Decreti flussi inefficaci – “Le associazioni datoriali e i sindacati del lavoro domestico tornano a rivolgersi congiuntamente al Governo perché molti nodi restano ancora irrisolti. Su alcuni fronti, come il Decreto Flussi, si sono registrati passi avanti – con la ‘riapertura’ nel 2023 al settore dell’assistenza familiare – ma questo non è sufficiente”. Così Andrea Zini, presidente di Assindatcolf.

“Relativamente alla questione flussi migratori richiamata nella piattaforma – spiega Zini – ribadiamo con forza che questo sistema va reso davvero efficace: bisogna superare definitivamente il meccanismo del click day sul modello delle ‘quote extra’ e abbattere i tempi di attesa dovuti alla gestione delle amministrazioni pubbliche, che arrivano anche ad otto mesi ed oltre, assolutamente non conciliabili con le esigenze delle famiglie”. “Inoltre, – continua – relativamente alla richiesta di specifiche misure di welfare, precisiamo che per affrontare le grandi sfide che abbiamo di fronte, come l’invecchiamento della popolazione, la non autosufficienza e il calo della natalità, il lavoro domestico deve essere considerato un alleato strategico delle politiche pubbliche.

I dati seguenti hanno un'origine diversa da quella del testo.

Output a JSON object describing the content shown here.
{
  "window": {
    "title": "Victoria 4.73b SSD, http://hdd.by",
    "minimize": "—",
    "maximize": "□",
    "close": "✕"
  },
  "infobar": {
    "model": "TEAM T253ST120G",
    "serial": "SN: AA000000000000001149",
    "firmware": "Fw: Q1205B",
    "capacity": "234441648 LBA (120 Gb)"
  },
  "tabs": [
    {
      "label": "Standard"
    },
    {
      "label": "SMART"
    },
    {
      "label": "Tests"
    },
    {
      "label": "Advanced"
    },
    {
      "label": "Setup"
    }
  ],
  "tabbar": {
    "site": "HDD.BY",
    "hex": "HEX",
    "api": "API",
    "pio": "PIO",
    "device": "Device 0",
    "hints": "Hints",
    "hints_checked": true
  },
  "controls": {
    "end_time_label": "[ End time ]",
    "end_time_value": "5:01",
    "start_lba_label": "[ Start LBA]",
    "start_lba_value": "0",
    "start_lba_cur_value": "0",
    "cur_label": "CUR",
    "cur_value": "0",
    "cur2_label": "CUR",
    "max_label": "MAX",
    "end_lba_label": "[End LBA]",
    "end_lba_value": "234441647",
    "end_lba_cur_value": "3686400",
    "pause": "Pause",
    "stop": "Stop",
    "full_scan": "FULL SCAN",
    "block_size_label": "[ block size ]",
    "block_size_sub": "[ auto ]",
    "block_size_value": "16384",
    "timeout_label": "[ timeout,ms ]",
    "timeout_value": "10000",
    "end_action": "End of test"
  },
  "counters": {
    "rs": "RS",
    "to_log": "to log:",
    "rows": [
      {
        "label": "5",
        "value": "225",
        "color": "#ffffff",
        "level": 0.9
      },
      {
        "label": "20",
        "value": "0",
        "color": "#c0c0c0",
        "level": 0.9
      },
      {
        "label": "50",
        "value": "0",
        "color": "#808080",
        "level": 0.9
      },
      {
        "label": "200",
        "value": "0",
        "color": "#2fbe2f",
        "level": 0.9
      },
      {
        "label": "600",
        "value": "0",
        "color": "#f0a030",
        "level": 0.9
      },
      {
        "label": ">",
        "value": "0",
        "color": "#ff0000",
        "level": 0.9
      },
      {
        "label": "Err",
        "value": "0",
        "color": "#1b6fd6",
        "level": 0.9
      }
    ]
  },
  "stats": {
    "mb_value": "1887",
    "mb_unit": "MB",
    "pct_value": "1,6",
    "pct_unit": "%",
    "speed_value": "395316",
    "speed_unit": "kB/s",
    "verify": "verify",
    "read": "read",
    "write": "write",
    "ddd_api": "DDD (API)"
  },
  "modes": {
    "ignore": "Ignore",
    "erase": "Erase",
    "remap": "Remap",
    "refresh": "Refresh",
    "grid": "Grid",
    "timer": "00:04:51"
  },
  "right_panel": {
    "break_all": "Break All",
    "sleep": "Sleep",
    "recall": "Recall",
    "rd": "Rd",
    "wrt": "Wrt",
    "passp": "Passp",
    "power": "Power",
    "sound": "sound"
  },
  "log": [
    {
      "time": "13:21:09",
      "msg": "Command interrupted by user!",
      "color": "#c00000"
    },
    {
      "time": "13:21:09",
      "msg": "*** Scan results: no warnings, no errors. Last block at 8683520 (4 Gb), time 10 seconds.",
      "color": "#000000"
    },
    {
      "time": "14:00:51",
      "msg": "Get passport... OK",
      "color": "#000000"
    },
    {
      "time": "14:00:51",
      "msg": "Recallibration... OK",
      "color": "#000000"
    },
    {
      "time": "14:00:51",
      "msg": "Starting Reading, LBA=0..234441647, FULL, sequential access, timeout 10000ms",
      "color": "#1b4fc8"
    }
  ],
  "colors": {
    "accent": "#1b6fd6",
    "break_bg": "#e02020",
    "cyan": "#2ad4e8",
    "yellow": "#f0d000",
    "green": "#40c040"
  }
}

Oltre ad azioni di contrasto al lavoro irregolare, è necessario valorizzare il comparto con specifiche misure economiche all’interno dei provvedimenti a sostegno di disabilità, non autosufficienza e genitorialità. Ma affinché le istituzioni possano davvero investire si deve partire da un dato: la reputazione sociale del settore domestico è ancora troppo bassa. Lo rileva il Rapporto 2026 Family (Net) Work, secondo cui il 72% degli italiani ritiene questo lavoro sia poco o per niente stimato, mentre il 54,4% non lo vorrebbe per i propri figli. A questo si aggiunge che negli ultimi dieci anni, per il 52,2% degli italiani la reputazione è rimasta invariata e per il 18,9% è addirittura peggiorata.
Un paradosso se consideriamo che l’80,1% della popolazione considera quello domestico un lavoro importante e che l’89,4% riconosce il suo contributo al benessere della società. Una contraddizione che non possiamo più permetterci. Per questo aderiamo in tutti i suoi punti alla piattaforma programmatica che insieme alle altre parti sociali abbiamo redatto”.

Pasqua 2026 più costosa: aumenti su tutti i prodotti


La brutta sorpresa – Nell’uovo di Pasqua non esce nulla di buono per gli italiani. L’Osservatorio Nazionale Federconsumatori ha monitorato i costi dei prodotti tipici della Pasqua, dalla carne ai dolci: dalla rilevazione emerge che, nel 2026, l’aumento medio è del +5,2% rispetto allo scorso anno.

Immigrazione e imprese: sempre più integrate nel tessuto produttivo italiano


Immigrazione e imprenditoria – Le imprese straniere in Italia sono in crescita e smentiscono gli stereotipi. Il servizio di Federica Bartoloni.

Il Rapporto “Immigrazione e Imprenditoria 2025” realizzato da IDOS in collaborazione con CNA evidenzia il flusso dinamico che le imprese immigrate stanno realizzando nel Bel Paese: tra il 2011 e il 2024 le attività imprenditoriali straniere sono aumentate del 46,9%, diventando un nono del totale delle realtà lavorative indipendenti e aumentando, in concomitanza, l’offerta di occupazione. Non solo ditte individuali ma forme societarie sempre più strutturate e forti di una sempre maggiore longevità; non solo legate all’etnicità dei prodotti ma sempre più inserite nelle filiere di fornitura locale.

Parte integrante, dunque, del tessuto produttivo italiano con un particolare crescente ruolo dell’imprenditoria femminile. Un dinamismo che, per gli autori del Rapporto, merita di essere incentivato e sostenuto.